Effects of ball-milling on lithium insertion into multi-walled carbon nanotubes synthesized by thermal chemical vapour deposition

Abstract

The effects of ball-milling on Li insertion into multi-walled carbon nanotubes (MWNTs) are presented. The MWNTs are synthesized on supported catalysts by thermal chemical vapour deposition, purified, and mechanically ball-milled by the high energy ball-milling. The purified MWNTs and the ball-milled MWNTs were electrochemically inserted with Li.

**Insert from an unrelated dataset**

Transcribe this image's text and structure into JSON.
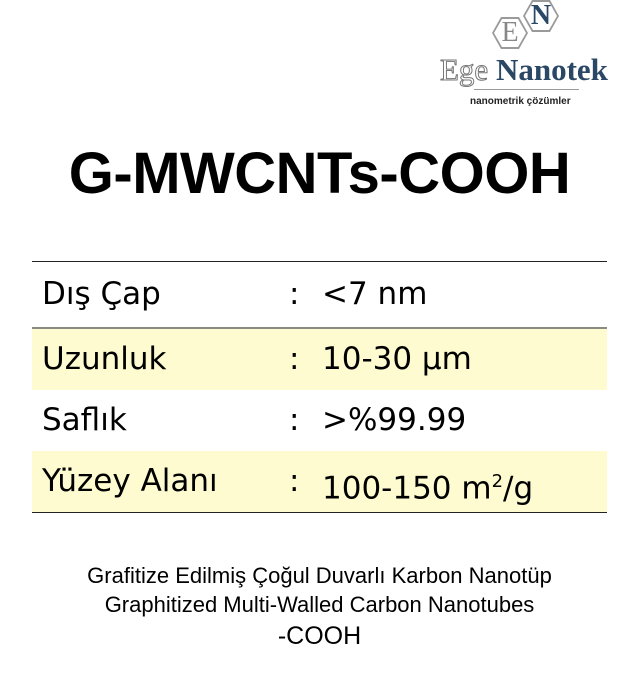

Structural and chemical modifications in the ball-milled MWNTs change the insertion–extraction properties of Li ions into/from the ball-milled MWNTs. The reversible capacity ( C rev) increases with increasing ball-milling time, namely, from 351 mAh g −1 (Li 0.9C 6) for the purified MWNTs to 641 mAh g −1 (Li 1.7C 6) for the ball-milled MWNTs. The undesirable irreversible capacity ( C irr) decreases continuously with increase in the ball-milling time, namely, from 1012 mAh g −1 (Li 2.7C 6) for the purified MWNTs to 518 mAh g −1 (Li 1.4C 6) for the ball-milled MWNTs. The decrease in C irr of the ball-milled samples results in an increase in the coulombic efficiency from 25% for the purified samples to 50% for the ball-milled samples. In addition, the ball-milled samples maintain a more stable capacity than the purified samples during charge–discharge cycling.